Monday Morning Montage: Salinas de Maras, Peru
During our recent trip to Peru we had some days prior to our Inka Trail trek to ourselves. Not ones to just sit around the pool (we didn’t have a pool anyways), we decided to venture forth. We also wanted to make sure we got the most out of our time. When faced with limited time and much to do or see, we recommend hiring a local guide. We hired a guide for a day to take us into the Sacred Valley and explore. Of course, it also helped that the guide could do all the driving and I could actually enjoy the ride!

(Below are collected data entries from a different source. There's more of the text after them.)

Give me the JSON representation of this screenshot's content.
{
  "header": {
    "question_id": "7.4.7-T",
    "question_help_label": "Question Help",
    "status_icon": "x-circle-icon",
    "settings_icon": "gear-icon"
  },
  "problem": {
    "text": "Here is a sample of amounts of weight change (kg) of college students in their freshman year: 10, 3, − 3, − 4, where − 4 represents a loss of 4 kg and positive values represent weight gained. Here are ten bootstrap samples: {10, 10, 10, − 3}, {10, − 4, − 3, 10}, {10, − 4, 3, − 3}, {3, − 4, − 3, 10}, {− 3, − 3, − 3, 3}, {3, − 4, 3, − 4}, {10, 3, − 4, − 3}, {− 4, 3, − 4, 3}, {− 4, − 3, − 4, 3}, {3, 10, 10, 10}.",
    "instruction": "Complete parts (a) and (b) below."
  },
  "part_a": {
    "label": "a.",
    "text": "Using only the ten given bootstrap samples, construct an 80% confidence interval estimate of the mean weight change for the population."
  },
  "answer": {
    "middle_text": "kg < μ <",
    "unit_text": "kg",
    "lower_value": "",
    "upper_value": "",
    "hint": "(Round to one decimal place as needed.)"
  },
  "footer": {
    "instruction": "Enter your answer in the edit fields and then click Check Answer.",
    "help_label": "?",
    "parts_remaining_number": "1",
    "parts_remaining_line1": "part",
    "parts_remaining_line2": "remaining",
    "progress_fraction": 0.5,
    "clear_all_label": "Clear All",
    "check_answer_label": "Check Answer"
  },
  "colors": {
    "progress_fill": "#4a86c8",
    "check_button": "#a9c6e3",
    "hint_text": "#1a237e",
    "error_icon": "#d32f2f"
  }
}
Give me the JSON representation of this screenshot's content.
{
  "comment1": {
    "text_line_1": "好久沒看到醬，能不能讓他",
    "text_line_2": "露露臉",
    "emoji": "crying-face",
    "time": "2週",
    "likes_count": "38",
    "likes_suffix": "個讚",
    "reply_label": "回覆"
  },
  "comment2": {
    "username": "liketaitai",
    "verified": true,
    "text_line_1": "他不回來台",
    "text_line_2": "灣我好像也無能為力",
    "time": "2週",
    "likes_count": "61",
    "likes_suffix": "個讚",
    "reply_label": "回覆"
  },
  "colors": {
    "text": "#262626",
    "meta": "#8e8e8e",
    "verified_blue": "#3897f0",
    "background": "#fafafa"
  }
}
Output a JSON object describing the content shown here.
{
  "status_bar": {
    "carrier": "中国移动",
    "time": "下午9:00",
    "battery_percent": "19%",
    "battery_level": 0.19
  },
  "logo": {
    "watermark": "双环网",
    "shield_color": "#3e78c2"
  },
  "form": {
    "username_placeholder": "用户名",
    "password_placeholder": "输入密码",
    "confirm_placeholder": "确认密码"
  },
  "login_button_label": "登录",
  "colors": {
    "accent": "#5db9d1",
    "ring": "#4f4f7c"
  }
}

We put together a personalized itinerary and hit the road. We really enjoyed our guide David’s company and his English and knowledge of the area were great resources. We make some small pitstops on the road, but our first major site to visit is Salinas de Maras. We pull over on a curve in the long, dirt road to get out and admire a gorgeous view of the Urubamba River in the valley below us. So beautiful is the view that we nearly overlook the opposite end of the valley, just to our left, and the panoramic view of the salt pans! This site has been in use since Inka times for one purpose: the “farming” of salt. A small, salty spring from deep in the mountain reaches the surface on the slopes above the pans. Gravity and the sun does the rest. The spring trickles downslope into the waiting pans where the sun evaporates the water, leaving the salt behind. The backbreaking work of harvesting the salt is left to the locals from nearby Maras. Maras is a town of approximately 3,000 people and David explains how the population of burros almost doubles that of people. The burros assist with the heavy lifting of the harvested salt out of the valley. With David’s assistance we are even able to walk among the pans and taste the salt. This is something that neither of us has ever seen before and an experience that we won’t soon forget!